I have a DataFrame with two columns:
df =
Col1 Col2
aaa bbb
ccc aaa
I want to encode String values into numeric values. I managed to do it in this way:
import org.apache.spark.ml.feature.{OneHotEncoder, StringIndexer}
val indexer1 = new StringIndexer()
.setInputCol("Col1")
.setOutputCol("Col1Index")
.fit(df)
val indexer2 = new StringIndexer()
.setInputCol("Col2")
.setOutputCol("Col2Index")
.fit(df)
val indexed1 = indexer1.transform(df)
val indexed2 = indexer2.transform(df)
val encoder1 = new OneHotEncoder()
.setInputCol("Col1Index")
.setOutputCol("Col1Vec")
val encoder2 = new OneHotEncoder()
.setInputCol("Col2Index")
.setOutputCol("Col2Vec")
val encoded1 = encoder1.transform(indexed1)
encoded1.show()
val encoded2 = encoder2.transform(indexed2)
encoded2.show()
The problem is that aaa
is encoded in different ways in two columns.
How can I encode my DataFrame in order to get the new one correctly encoded, e.g.:
df_encoded =
Col1 Col2
1 2
3 1
Train single Indexer
on both columns:
val df = Seq(("aaa", "bbb"), ("ccc", "aaa")).toDF("col1", "col2")
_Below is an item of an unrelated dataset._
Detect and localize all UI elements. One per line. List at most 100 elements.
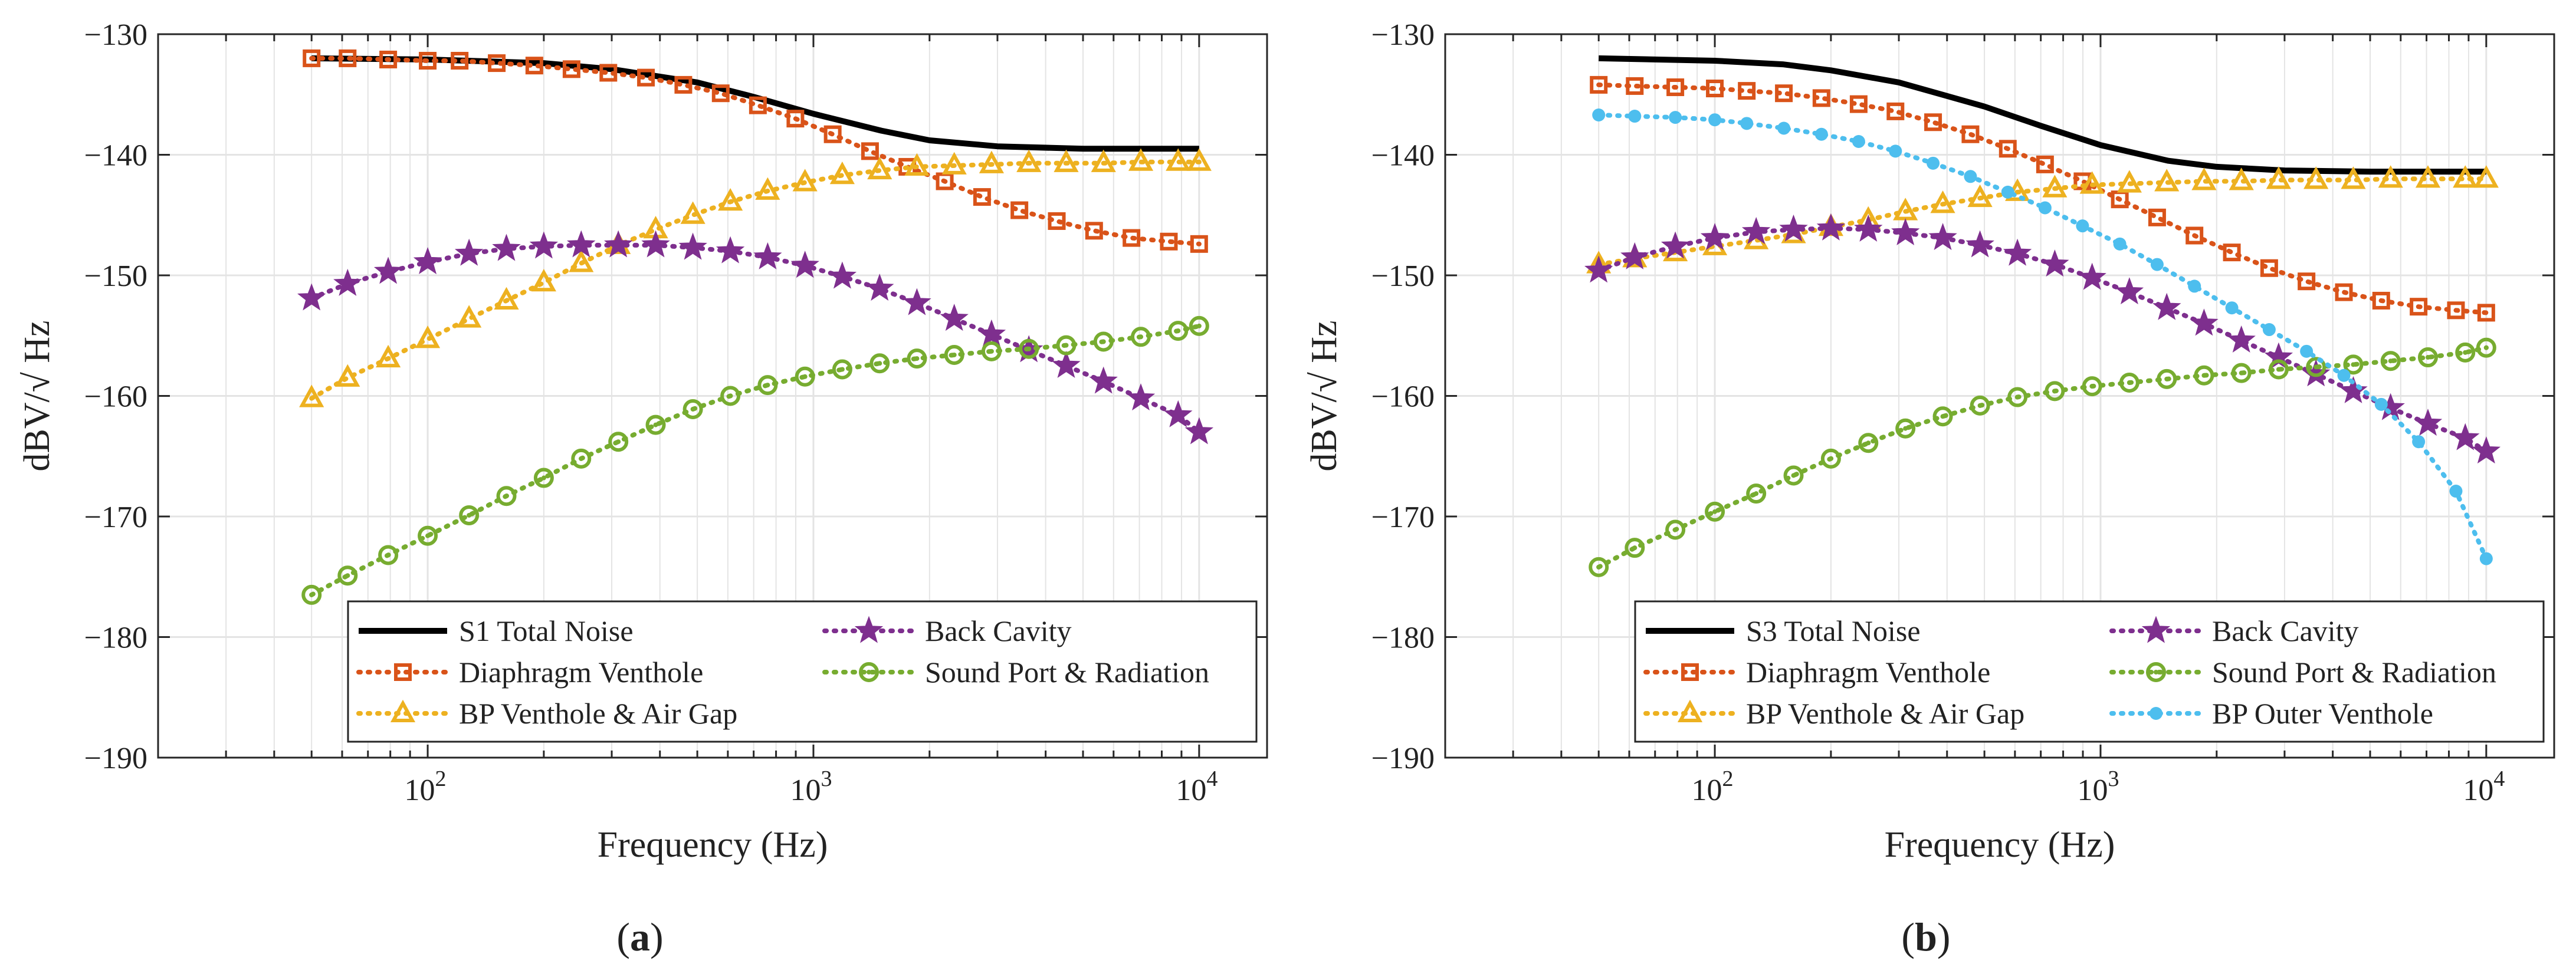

val indexer = new StringIndexer().setInputCol("col").fit(
df.select("col1").toDF("col").union(df.select("col2").toDF("col"))
)
and apply copy on each column
import org.apache.spark.ml.param.ParamMap
val result = Seq("col1", "col2").foldLeft(df){
(df, col) => indexer
.copy(new ParamMap()
.put(indexer.inputCol, col)
.put(indexer.outputCol, s"${col}_idx"))
.transform(df)
}
result.show
// +----+----+--------+--------+
// |col1|col2|col1_idx|col2_idx|
// +----+----+--------+--------+
// | aaa| bbb| 0.0| 1.0|
// | ccc| aaa| 2.0| 0.0|
// +----+----+--------+--------+